Jared Lee Loughner killed six people and wounded 13 others in a Jan. 8 shooting in Tuscon, Ariz. Rep. Gabrielle Giffords (D-Ariz.) was among the wounded.
Bill Straus, Arizona regional director of the Anti-Defamation League, said in a phone interview that too much misinformation is being propagated by the media.
While not denying the existence of powerful rhetoric, he said that “there is very little substantive evidence to indicate any kind of motive, other than the act of an unbalanced individual.”
The police have not been able to confirm any evidence to suggest that 22-year-old Loughner was linked to any particular hate group or movement.
What is known is that Loughner appears to have planned the shootings. According to court documents, an envelope found by police in a safe at his parents’ home had the words “I planned ahead” and “my assassination” written on it, along with Giffords’ name.
Federal authorities filed charges based on this evidence Sunday, but people in Arizona and across the nation are straining for more of an explanation.
Loughner appears to have a history of mental instability. His online ramblings, posted on Internet sites like YouTube, contained cryptic writings involving weird syllogisms, references to the Constitution, and an obsession with grammar and numbers. Some of the mashup appears to indicate that Loughner was paranoid about the U.S. government.
The Southern Poverty Law Center, an organization that tracks hate-related activity in America, has published statements suggesting that Loughner’s online cache reveals clues that he may have been influenced by anti-government propaganda.
Clarence Dupnik, the sheriff of Arizona’s Pima County, which is near Tucson where the attack took place, has drawn national attention by speaking out about the polarized politics that have come to characterize the state.
”I’d just like to say that when you look at unbalanced people—how they are, how they respond to the vitriol that comes out of certain mouths about tearing down the government—the anger, the hatred, the bigotry that goes on in this country is getting to be outrageous,” Dupnik said at a press conference after the crime.
Relaxed gun laws, differences of opinion on health care and the stimulus, as well as a recent clamp-down on immigration, turned up the volume just before the recent election campaigns.
Giffords narrowly edged out Republican challenger Jesse Kelly in a particularly vitriolic environment of November 2010 elections to win her third term in Congress.
At one point, Kelly published campaign contribution ads featuring himself in an Army T-shirt and khaki combat-style pants and brandishing a semi-automatic weapon.
“Send a warrior to Congress,” said one of his ads.
Another ad, published on the Pima County Republican website, said: “Get on Target for Victory in November.
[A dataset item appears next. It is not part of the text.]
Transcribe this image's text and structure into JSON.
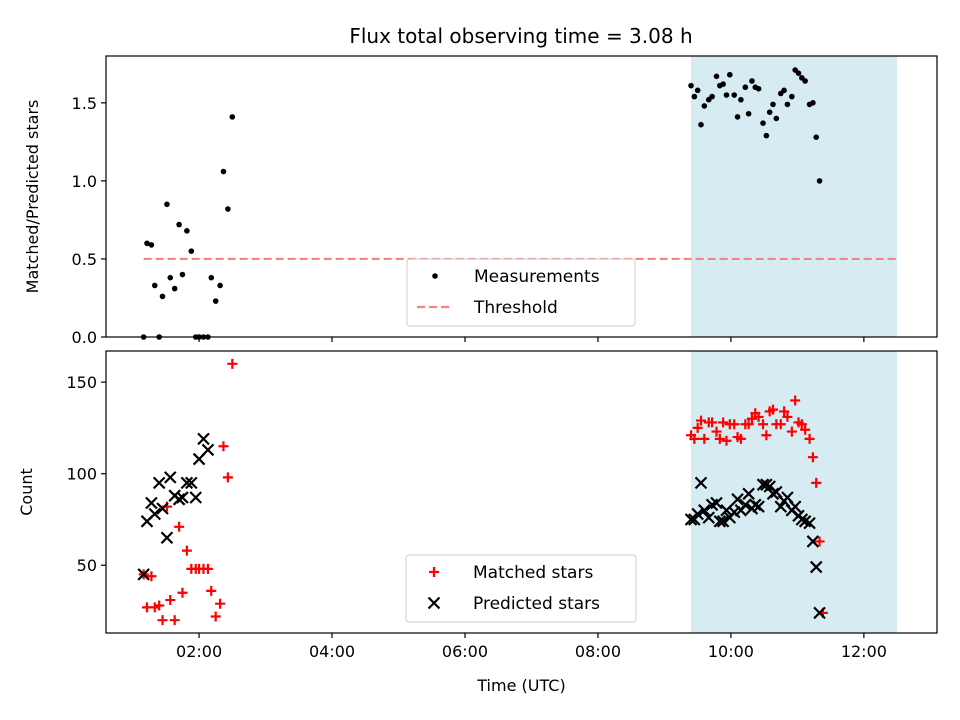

Help remove Gabrielle Giffords from office. Shoot a fully automatic M16 with Jesse Kelly.”
Giffords has a history of holding her own in her district, speaking against the incitement or threat of violence on a number of occasions.
Last spring, when a county sheriff was shot in the desert during border patrol, she asked: “What will it take? Who else will be shot? How much more violence must we endure?”
Giffords served on the Arizona regional board of the Anti-Defamation League (ADL), a human rights organization that aims to stop the defamation of Jewish people and secure justice and equal treatment for everyone under the law.
Straus says Gifford spoke out against violence because she really embraced the mission of ADL. Speaking out is important and must be protected, he noted.
Straus recommends that people “examine their own behavior.”
“That includes all of us,” he said.
President Barack Obama held a moment of silence on the White House South Lawn with Congressional members and staff on Monday to honor the victims of the shooting.
Following about two minutes of silence, Rep. Emanuel Cleaver (D-Mo.) said: “Help us move from this dark place to a place of sunshine and hope. … More than anything, God, we ask that you help keep our hearts pure.”
Legislative business has been canceled for the week—calming, at least for the time being, renewal of the health care debate after Republicans’ promise to repeal recent reform.